Mental health charity’s windfall delight
A WESTERN Isles mental health charity has received a welcome cash boost of £2,500.
Wind farm charity Point and Sandwick Trust donated the money to The Western Isles Association for Mental Health (WIAMH).
WIAMH says the money will help pay for activities at its Catch-23 drop-in service and retain three support workers. Del Gunn, WIAMH manager, said the timing of the funding was ‘fantastic’ with the end of the financial year fast approaching.
He said: ‘It gives us a level of flexibility. If we have got a new idea then we can run with it straight away instead of having to chase the money.
‘It’s an absolute godsend because we can plan now. It enables us to retain staff who are in recovery themselves from mental health issues.’

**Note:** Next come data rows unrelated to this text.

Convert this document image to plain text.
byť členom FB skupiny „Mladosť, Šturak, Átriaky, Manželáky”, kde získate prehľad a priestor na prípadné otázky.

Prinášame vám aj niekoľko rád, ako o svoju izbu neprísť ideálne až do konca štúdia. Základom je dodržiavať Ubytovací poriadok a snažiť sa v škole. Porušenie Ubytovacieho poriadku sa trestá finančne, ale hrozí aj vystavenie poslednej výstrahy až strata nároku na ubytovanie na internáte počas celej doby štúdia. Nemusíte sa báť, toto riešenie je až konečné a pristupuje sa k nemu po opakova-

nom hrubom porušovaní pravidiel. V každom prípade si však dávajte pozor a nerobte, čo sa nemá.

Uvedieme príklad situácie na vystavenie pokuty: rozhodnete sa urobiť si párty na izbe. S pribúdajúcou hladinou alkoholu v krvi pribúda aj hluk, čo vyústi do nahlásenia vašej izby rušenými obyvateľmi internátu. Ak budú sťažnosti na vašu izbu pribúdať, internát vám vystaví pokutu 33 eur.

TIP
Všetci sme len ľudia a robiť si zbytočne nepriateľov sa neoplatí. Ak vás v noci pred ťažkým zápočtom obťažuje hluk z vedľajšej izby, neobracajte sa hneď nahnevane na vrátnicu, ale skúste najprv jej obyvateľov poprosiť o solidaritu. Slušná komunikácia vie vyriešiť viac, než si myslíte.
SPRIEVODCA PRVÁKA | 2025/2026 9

Western Isles Association for Mental Health is the largest service user group of its kind in the Outer Hebrides and recently celebrated its 20-year anniversary. The main project run by WIAMH is Catch 23, a recovery-based, drop-in that caters for people with mental health conditions and addictions. It receives around 5,500 drop-ins every year and is open six days a week, from noon till 4pm, Monday to Friday, and 11am to 3pm on Saturday.
Most of the activities organised by WIAMH take place under the banner of Catch 23. These include two arts groups, a writers’ group and an addiction support group, as well as gardening sessions and social events.
The donation to WIAMH is the first instalment of £ 5,000 a year support, depending on the profits from Point and Sandwick’s community- owned Beinn Ghrideag wind farm.
It is also part of a jigsaw of support created by Point and Sandwick Trust for vulnerable islanders, following recent donations of £15,000 each to Hebrides Alpha and Western Isles Foyer.
Angus McCormack, chairman of Point and Sandwick Trust, said: ‘ We are delighted to be able to help Western Isles Association for Mental Health and support the very important work it does.’
Point and Sandwick Trust chairman Angus McCormack, right, with Del Gunn, Western Isles Association for Mental Health manager, and Cathy MacArthur, WIAMH chairwoman.